Et la terre quant à elle, vieille complice des arbres morts, n’en fait qu’à sa tête. Je ne sais pas si vous avez déjà remarqué, dans une pareille pente, sitôt qu’on la réveille, qu’on la chatouille ou qu’on la gratouille, la terre n’a qu’une envie: prendre la fuite, toujours dans le sens de la descente…

Vous l’avez compris, déshabiller le côteau de Princens n’est pas une mince affaire. C’est un travail rude qui demande force et ténacité tout autant que délicatesse.

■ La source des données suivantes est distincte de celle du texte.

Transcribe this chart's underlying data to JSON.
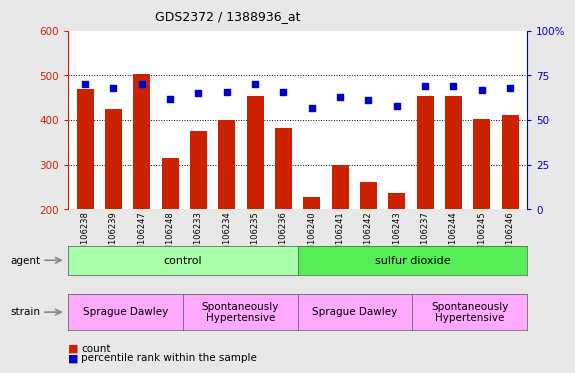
{
  "title": "GDS2372 / 1388936_at",
  "samples": [
    "GSM106238",
    "GSM106239",
    "GSM106247",
    "GSM106248",
    "GSM106233",
    "GSM106234",
    "GSM106235",
    "GSM106236",
    "GSM106240",
    "GSM106241",
    "GSM106242",
    "GSM106243",
    "GSM106237",
    "GSM106244",
    "GSM106245",
    "GSM106246"
  ],
  "counts": [
    470,
    425,
    503,
    315,
    375,
    400,
    455,
    383,
    228,
    300,
    262,
    237,
    455,
    455,
    402,
    412
  ],
  "percentiles": [
    70,
    68,
    70,
    62,
    65,
    66,
    70,
    66,
    57,
    63,
    61,
    58,
    69,
    69,
    67,
    68
  ],
  "bar_color": "#cc2200",
  "dot_color": "#0000cc",
  "ylim_left": [
    200,
    600
  ],
  "ylim_right": [
    0,
    100
  ],
  "yticks_left": [
    200,
    300,
    400,
    500,
    600
  ],
  "yticks_right": [
    0,
    25,
    50,
    75,
    100
  ],
  "yticklabels_right": [
    "0",
    "25",
    "50",
    "75",
    "100%"
  ],
  "agent_groups": [
    {
      "text": "control",
      "start": 0,
      "end": 8,
      "color": "#aaffaa"
    },
    {
      "text": "sulfur dioxide",
      "start": 8,
      "end": 16,
      "color": "#55ee55"
    }
  ],
  "strain_groups": [
    {
      "text": "Sprague Dawley",
      "start": 0,
      "end": 4,
      "color": "#ffaaff"
    },
    {
      "text": "Spontaneously\nHypertensive",
      "start": 4,
      "end": 8,
      "color": "#ffaaff"
    },
    {
      "text": "Sprague Dawley",
      "start": 8,
      "end": 12,
      "color": "#ffaaff"
    },
    {
      "text": "Spontaneously\nHypertensive",
      "start": 12,
      "end": 16,
      "color": "#ffaaff"
    }
  ]
}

Mais bientôt viendra le temps de la renaissance…

Patience !

*hâche, en patois


Princens de Maurienne

L’association Solid’Art Maurienne a fait l’acquisition d’une parcelle de terrain de 4000 m2 au lieu-dit « Princens » à St Jean de Maurienne, dans le fief historique du cépage « Persan ». Ce terrain ou couraient vignes et amandiers il y une cinquantaine d’années a été entièrement colonisé par des acacias. Et voila des décennies que ces bons vieux épineux, au bois plus dur que le coeur d’Attila , attendaient qu’on vienne les couper pour les transformer en échalas (piquets de vigne). Voila qui va être fait grâce au travail des salariés de Solid’Art. Ceux-ci se concentrent en ce moment sur le débroussaillage de la parcelle.  Viendra ensuite le temps de tronçonner et fendre les troncs afin d’en tirer quelques dizaines de piquets. Il faudra alors se battre car si l’acacia est généreux, prêt à donner son corps pour favoriser une culture noble, il n’en est pas moins tenace et sa vivacité n’a d’égal que sa dureté. Nous savons bien qu’il cherchera par tous les moyens à reprendre possession de cette parcelle enviable, adossée à la chapelle de Bonne Nouvelle, avec le soleil pour voisin. Le combat sera rude, mais nous le gagnerons et dès ce printemps, des ceps de Persan devraient chatouiller les pieds de l’édifice.